When the thunderclouds blew pollen over Melbourne on 21 November 2016, causing a 10-fold increase in hospital presentations for asthma, it took some time for the authorities to recognise that they had a city-wide emergency on their hands.
But hours before the hospital deluge, people were reporting symptoms of wheezing, coughing and breathing difficulties on their public Twitter accounts.
Researchers at CSIRO’s Data61 are now using these types of tweets to demonstrate how social media might form part of an early-warning system for such rapidly developing asthma outbreaks.
The team developed 18 algorithms to analyse the tweets overall. Three of the algorithms would have detected the thunderstorm asthma outbreak up to nine hours before the first official report.
“We do not expect that social media alone will be useful for epidemic intelligence,” said lead researcher Dr Aditya Joshi, a computational linguist and postdoctoral fellow at CSIRO’s Data61.
“Traditional forms of syndromic surveillance or epidemic intelligence are extremely valuable. However, this work shows that social media (which tends to be a real-time source of information) can be a useful and viable alternative, especially with respect to events, like the thunderstorms, which require a quick response.”
The research was completed with the assistance of Raina MacIntyre, a professor of global biosecurity at the Kirby Institute at UNSW, and Dr Cecile Paris, the chief scientist of Data61, along with other collaborators at that company.
While tweets were a useful source of data, the task of building an alert system using only tweets was a complicated one, said Dr Joshi.
The first big problem is that of false alarms. No one wants an alert system that cries wolf all the time.
To solve this “alert swamping” issue, the researchers narrowed the dataset to the first health-related tweet from a unique user in a day, geo-restricted to Melbourne.
Another difficulty with tweets was that people often used health words as a figure of speech, Dr Joshi said.
For example, someone might tweet: “I saw the new trailer of this film. Oh my god, it’s awesome. I can’t breathe.” This is clearly not a description of physical symptoms.
The researchers separated these figurative tweets using a pre-trained algorithm that uses vectors to tell how closely connected two words are in terms of their meaning.
This algorithm, by GloVe, is publicly available and has been trained to recognise the connections between 27 billion words.

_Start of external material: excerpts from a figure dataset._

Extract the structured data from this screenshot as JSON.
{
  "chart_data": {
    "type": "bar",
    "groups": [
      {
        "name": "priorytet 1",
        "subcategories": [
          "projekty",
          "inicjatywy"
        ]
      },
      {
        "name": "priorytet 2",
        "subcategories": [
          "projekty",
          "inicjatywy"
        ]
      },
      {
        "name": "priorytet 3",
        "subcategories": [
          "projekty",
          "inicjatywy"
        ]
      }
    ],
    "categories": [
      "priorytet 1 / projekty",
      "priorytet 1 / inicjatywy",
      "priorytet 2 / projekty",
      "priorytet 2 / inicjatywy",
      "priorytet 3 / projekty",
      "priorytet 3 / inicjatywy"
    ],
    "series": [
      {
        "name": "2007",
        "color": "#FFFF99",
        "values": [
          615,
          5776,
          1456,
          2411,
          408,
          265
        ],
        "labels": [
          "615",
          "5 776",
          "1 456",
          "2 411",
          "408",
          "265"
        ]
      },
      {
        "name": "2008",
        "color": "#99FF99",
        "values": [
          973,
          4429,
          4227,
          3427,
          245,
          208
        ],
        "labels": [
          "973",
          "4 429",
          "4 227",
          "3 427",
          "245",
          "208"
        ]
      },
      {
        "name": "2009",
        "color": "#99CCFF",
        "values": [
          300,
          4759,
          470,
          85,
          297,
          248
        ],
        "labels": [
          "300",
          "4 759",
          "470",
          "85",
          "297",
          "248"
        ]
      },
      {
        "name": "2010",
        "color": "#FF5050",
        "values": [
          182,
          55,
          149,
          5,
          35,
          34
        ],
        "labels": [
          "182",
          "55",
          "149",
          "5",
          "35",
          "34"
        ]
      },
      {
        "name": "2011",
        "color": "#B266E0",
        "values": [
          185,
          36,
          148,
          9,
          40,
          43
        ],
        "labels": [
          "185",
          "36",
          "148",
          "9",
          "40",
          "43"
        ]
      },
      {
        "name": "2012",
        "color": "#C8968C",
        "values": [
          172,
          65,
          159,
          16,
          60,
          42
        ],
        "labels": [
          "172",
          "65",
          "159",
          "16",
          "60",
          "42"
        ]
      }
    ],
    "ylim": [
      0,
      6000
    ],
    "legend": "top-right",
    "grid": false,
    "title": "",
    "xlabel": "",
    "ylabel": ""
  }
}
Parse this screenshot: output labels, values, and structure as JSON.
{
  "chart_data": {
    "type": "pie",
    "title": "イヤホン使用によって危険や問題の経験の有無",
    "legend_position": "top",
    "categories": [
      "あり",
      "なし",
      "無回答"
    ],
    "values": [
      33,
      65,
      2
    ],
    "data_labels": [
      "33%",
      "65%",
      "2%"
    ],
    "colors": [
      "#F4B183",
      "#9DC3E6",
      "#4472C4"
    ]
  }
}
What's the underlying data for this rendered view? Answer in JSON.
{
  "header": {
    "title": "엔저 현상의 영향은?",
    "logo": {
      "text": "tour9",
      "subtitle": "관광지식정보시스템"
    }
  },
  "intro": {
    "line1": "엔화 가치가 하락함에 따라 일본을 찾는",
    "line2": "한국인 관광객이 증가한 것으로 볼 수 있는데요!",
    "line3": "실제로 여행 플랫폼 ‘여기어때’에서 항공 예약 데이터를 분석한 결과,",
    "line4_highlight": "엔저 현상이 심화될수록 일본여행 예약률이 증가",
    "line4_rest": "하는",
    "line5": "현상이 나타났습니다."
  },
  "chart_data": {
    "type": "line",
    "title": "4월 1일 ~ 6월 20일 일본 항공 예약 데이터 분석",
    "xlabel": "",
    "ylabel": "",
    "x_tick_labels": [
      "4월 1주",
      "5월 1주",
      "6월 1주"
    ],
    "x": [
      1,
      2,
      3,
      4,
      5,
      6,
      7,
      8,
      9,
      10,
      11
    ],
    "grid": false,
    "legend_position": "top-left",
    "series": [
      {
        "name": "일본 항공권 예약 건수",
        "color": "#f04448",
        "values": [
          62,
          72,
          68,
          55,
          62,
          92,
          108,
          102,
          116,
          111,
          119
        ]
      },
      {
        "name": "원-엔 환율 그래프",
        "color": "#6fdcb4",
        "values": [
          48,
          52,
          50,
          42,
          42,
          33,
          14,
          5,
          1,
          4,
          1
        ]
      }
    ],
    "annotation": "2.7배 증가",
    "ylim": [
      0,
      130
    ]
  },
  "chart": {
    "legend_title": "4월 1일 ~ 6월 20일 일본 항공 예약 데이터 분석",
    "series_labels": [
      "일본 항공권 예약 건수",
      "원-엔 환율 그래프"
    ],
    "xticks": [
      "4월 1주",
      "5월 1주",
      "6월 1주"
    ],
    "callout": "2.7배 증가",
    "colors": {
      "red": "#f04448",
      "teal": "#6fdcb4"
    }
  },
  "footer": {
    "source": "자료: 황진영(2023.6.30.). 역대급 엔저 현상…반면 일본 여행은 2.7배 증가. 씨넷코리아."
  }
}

Each word is represented as a point in 200-dimensional space, and the algorithm calculates the connectivity between two words by averaging out the vectors.
For the tweet, “I saw the new trailer of this film. Oh my god, it’s awesome. I can’t breathe,” the algorithm would detect that the words “trailer” and “film” were far away in meaning from a cluster of health-related words.
By comparison, the tweet: “There’s smoke today, and I can’t breathe”, contains content words that are mostly health-related so this would be classified as a personal health report by the algorithm.
“[However], there are lots of things that might not work about this approach,” Dr Joshi said.
Firstly, there are many symptoms that people would feel uncomfortable or embarrassed to share on social media, limiting the types of diseases that a tweet-based alert system could track.
Secondly, social anxiety tended to increase the number of fear-related tweets about health, which could throw out the AI, he said.
“So, for example, the tweet ‘I have a rash on my hand. Oh my god, do I have measles?’ Now, the person is reporting a rash, but this is not really a report or a confirmation of measles,” he said.